Though stroke is a common manifestation in FD, the stroke topography and exact stroke mechanism are unfortunately elusive. Among our ten patients who experienced stroke, each of them had more than one predisposing risk factors for stroke identified and the stroke etiology was diverse. Only one FD stroke patient did not have cardiomyopathy, while half of them had various degree of nephropathy. The proportion of cardiomyopathy among our cohort of Chinese FD patients was high, likely over-represented by the high prevalence of cardiac-variant IVS4 FD in our locality.
Another important finding of our study is the early onset of WMH among FD patients, in line with other existing data in which the surge of WMH burden started from the fourth decade and was earlier than the general population and patients with cerebrovascular diseases. [17,18]. The age of our cohort of Chinese FD patients was evenly distributed (eleven patients aged younger than 50, twelve patients aged between 50 and 64, and fourteen were at or above 65.) Only two patients did not have any WMH involvement, one-third (31.4%) had moderate CWML load with FAZEKAS score of at least 3. Among the young FD patients below 50, all patients had mild to moderate CWML involvement (FAZEKAS score 1–4).
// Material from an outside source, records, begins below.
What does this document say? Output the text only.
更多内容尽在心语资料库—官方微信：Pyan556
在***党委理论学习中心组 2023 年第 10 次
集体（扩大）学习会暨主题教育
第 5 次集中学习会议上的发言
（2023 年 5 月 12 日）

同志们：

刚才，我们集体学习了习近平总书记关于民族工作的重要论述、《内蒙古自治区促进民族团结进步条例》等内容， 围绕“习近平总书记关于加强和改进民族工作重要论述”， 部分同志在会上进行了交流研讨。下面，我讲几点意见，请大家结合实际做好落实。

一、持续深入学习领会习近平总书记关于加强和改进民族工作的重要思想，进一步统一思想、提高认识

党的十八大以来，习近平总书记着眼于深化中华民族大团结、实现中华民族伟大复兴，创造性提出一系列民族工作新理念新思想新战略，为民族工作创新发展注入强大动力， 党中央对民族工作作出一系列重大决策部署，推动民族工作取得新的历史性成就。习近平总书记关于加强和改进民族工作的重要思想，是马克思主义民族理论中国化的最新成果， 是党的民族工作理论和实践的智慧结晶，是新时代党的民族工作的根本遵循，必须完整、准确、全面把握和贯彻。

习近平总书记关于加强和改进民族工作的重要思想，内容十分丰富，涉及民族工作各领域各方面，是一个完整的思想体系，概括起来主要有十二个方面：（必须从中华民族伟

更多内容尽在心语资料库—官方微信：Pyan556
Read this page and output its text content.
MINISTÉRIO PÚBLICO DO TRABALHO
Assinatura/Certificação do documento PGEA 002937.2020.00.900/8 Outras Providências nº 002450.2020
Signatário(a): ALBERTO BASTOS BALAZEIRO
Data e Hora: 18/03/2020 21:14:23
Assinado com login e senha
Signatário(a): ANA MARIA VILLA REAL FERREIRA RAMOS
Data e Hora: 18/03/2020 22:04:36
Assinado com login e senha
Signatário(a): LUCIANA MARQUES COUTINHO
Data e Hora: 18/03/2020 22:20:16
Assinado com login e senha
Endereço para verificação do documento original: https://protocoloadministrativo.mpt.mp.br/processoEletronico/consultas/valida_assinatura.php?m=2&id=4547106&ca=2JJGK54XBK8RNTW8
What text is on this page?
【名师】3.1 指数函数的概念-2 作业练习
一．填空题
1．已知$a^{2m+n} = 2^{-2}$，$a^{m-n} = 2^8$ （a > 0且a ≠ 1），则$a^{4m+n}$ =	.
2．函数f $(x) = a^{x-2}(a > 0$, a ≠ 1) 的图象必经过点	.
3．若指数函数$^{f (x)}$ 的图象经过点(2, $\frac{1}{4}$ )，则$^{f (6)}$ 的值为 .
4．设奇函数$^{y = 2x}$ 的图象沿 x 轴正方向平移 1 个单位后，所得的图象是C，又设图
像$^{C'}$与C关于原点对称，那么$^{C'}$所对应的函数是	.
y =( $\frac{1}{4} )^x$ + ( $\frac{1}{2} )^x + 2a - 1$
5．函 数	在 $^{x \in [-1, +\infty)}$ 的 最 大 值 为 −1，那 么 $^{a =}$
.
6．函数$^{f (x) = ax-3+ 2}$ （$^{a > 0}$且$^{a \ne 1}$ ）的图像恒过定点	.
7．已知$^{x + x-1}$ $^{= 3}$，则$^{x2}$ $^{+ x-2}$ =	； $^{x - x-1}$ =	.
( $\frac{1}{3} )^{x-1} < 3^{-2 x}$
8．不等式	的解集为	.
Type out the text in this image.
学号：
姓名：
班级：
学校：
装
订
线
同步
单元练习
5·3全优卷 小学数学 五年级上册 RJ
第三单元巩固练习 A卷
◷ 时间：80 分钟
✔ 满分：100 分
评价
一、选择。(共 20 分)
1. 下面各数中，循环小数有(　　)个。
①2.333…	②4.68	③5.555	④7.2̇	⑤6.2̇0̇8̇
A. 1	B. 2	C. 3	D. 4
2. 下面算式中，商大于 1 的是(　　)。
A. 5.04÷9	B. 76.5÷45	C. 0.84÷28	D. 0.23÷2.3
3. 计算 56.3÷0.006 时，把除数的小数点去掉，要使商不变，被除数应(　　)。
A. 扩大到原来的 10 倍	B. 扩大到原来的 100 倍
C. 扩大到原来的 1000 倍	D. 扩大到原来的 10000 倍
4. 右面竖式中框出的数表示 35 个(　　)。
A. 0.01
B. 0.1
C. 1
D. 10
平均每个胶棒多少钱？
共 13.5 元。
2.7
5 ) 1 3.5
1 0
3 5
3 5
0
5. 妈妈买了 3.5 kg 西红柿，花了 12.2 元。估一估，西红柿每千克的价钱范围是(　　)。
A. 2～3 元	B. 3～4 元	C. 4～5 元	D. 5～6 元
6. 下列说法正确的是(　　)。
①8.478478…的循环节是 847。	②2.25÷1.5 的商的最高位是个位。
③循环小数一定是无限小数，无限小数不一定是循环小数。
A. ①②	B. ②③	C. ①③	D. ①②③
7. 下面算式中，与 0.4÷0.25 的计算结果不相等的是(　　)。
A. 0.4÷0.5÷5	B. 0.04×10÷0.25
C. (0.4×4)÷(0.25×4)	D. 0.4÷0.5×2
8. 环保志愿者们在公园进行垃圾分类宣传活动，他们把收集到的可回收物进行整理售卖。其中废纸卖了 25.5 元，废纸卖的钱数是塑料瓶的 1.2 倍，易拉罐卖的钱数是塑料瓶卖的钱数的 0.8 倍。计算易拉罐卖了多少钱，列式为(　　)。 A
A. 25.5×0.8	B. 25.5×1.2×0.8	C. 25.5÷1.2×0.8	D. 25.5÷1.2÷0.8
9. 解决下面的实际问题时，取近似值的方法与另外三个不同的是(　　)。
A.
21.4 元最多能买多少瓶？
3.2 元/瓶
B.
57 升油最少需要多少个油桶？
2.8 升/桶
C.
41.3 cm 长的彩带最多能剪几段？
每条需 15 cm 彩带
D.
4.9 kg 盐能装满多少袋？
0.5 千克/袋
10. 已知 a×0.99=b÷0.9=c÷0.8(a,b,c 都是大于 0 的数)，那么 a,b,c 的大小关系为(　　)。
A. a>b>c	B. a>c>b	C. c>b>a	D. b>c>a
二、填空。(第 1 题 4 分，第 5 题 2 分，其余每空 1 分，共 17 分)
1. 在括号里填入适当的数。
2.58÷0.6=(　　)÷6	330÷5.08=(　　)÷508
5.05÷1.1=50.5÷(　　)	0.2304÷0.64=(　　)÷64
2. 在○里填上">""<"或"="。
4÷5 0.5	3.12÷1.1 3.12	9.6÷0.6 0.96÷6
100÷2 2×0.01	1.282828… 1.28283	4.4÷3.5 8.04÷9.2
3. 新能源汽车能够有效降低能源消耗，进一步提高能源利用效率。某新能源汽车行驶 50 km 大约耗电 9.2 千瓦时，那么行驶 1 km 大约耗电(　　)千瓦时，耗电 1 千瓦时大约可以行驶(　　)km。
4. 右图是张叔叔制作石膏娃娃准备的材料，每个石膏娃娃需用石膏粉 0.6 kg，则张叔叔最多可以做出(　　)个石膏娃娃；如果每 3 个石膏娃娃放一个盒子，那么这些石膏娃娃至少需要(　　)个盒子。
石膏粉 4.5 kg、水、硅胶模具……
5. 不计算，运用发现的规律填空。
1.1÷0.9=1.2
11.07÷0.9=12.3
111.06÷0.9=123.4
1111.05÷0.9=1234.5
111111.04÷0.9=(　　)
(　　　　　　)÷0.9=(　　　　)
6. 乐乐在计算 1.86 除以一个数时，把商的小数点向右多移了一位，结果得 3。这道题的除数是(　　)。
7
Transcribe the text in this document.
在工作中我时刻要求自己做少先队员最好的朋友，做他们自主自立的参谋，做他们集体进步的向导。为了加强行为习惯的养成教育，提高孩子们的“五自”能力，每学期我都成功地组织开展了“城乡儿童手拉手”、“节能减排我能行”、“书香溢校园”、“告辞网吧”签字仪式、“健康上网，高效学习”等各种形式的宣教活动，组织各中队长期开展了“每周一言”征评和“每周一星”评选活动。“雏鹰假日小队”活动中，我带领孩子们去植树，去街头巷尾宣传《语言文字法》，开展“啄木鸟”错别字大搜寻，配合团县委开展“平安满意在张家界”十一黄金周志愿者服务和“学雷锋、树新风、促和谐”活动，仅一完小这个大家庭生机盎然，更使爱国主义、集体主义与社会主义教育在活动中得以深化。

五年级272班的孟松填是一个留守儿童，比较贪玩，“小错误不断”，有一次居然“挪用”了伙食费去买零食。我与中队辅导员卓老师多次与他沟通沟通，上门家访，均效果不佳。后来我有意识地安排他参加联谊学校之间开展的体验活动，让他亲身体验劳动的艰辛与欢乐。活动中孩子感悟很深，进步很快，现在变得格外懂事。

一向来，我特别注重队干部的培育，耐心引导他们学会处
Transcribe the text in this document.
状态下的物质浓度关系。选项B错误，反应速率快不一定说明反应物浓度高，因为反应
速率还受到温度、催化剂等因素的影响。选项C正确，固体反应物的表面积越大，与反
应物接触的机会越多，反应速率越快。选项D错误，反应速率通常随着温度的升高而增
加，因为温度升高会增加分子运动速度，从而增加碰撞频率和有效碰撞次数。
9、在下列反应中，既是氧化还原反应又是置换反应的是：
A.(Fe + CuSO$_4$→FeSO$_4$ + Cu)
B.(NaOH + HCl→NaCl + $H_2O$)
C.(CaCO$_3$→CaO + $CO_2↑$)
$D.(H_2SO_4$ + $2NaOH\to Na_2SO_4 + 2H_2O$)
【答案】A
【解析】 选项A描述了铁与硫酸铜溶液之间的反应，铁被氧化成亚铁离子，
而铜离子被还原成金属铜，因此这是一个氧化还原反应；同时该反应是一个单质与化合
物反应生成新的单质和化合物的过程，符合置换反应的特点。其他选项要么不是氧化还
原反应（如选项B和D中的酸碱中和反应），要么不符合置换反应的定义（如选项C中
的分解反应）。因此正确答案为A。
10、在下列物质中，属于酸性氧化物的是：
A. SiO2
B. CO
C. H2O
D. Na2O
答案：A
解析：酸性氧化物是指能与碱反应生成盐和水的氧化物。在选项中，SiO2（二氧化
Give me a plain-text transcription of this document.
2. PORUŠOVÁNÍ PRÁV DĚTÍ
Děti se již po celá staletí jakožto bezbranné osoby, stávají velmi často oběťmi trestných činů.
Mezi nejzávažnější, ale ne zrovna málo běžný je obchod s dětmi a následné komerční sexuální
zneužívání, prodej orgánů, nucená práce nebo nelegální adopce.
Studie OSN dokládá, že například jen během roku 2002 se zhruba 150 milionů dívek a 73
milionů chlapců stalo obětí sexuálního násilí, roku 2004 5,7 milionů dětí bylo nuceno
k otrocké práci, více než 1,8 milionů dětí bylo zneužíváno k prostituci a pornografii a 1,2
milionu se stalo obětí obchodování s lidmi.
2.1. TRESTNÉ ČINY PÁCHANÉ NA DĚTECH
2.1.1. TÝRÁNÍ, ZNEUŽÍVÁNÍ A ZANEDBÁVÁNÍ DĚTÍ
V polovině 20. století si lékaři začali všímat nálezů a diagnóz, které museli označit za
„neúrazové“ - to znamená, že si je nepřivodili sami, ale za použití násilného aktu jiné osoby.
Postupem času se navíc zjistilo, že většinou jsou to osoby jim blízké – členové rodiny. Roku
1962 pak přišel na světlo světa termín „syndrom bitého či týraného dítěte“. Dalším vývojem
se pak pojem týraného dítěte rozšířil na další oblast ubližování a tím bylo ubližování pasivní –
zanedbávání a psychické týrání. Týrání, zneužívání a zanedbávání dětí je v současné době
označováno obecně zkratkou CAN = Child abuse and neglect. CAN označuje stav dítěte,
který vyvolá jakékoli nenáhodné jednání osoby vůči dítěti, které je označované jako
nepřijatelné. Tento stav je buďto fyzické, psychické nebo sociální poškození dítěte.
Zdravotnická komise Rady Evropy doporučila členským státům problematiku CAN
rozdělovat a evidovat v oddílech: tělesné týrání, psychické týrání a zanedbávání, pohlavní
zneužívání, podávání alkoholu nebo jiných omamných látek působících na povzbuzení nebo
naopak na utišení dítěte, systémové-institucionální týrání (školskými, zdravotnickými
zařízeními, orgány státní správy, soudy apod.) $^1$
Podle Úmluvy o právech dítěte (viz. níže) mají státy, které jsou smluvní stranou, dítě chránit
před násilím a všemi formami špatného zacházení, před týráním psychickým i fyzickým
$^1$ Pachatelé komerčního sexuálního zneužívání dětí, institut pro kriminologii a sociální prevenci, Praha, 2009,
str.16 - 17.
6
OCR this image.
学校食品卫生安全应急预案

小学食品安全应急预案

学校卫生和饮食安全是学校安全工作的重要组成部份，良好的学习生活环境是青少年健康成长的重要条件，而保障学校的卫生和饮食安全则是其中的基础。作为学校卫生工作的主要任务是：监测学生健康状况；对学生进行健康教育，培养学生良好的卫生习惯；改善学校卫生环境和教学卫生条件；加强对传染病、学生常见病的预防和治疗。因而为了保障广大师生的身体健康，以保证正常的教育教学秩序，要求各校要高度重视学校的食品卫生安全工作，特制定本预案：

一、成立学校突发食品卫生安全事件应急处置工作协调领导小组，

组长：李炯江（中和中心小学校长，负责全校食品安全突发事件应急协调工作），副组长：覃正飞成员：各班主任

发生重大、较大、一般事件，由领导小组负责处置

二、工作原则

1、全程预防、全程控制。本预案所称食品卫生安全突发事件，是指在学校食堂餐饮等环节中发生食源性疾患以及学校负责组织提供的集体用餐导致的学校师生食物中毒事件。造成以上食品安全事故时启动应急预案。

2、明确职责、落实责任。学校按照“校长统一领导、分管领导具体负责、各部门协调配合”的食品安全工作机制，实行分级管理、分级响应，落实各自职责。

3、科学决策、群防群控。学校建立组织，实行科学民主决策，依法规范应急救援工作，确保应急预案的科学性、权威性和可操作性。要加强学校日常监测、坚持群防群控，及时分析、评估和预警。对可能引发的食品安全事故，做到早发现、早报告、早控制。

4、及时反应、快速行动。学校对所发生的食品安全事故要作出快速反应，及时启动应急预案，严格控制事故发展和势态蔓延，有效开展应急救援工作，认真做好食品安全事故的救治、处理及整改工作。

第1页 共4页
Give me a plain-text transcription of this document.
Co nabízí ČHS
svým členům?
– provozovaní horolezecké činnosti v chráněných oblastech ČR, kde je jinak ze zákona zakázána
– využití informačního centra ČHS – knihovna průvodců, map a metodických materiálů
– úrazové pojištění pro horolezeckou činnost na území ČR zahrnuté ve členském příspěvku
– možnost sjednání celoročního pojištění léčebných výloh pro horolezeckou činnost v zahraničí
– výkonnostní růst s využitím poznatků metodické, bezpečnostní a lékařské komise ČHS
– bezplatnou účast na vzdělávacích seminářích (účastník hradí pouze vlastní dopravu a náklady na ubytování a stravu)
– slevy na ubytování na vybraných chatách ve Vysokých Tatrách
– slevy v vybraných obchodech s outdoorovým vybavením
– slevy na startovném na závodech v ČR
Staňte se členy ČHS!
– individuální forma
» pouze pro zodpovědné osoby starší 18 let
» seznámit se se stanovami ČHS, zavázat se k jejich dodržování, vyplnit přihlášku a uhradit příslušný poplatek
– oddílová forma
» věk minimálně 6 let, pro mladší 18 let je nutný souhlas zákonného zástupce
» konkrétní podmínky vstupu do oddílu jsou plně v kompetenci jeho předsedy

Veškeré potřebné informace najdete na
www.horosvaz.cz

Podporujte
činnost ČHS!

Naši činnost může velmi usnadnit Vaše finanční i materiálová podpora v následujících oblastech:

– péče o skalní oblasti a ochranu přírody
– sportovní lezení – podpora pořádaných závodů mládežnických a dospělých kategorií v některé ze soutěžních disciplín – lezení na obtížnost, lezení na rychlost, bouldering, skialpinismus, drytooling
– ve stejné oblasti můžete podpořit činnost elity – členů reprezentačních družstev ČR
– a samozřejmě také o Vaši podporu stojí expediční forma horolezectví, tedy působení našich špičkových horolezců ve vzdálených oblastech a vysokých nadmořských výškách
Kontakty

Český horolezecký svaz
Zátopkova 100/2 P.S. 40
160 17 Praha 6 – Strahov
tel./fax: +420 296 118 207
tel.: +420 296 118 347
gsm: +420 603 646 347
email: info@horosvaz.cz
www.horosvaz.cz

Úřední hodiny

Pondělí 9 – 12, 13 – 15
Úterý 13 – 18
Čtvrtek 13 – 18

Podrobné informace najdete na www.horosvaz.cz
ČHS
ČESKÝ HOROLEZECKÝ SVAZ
Particularly, our youngest patient also showed early WMH features at the age of 20, with punctate hyperintense foci present at the periventricular region. The two patients with the highest FAZEKAS score of 5 were in their fifties (aged 53 and 54). One of them was a IVS4 male patient who had serial MRIs performed. He already had mild bilateral microvascular ischaemic changes on his first MRI at the age of 46 and progressed to extensive white matter changes at the age of 54 despite treated with ERT and no known hypertension.
Although enzyme therapy becomes the standard of care in FD since 2001, its effect on cerebrovascular complications is seldom individually addressed. In a systematic review ERT appeared to decrease the stroke events, and another observational study from Japan suggested possible attenuation of BA diameter enlargement with ERT. [19,20] Nevertheless, the data is not conclusive and further data from longitudinal study is required for a better understanding on the influence of disease modifying therapies such as ERT or chaperon therapy on BA diameter and stroke occurrence.
Limitations
This study was limited by the retrospective design that the MRI technique was not standardized and we were unable to include the BA curved length, tortuosity index, laterality, and height of bifurcation in the measurements. We recommend full multimodal MRI and TOF-MRA imaging for better BA diameter measurements as BA sometimes extend obliquely and tortuously in which the largest cross-sectional diameter might not be observed at the mid-pons level.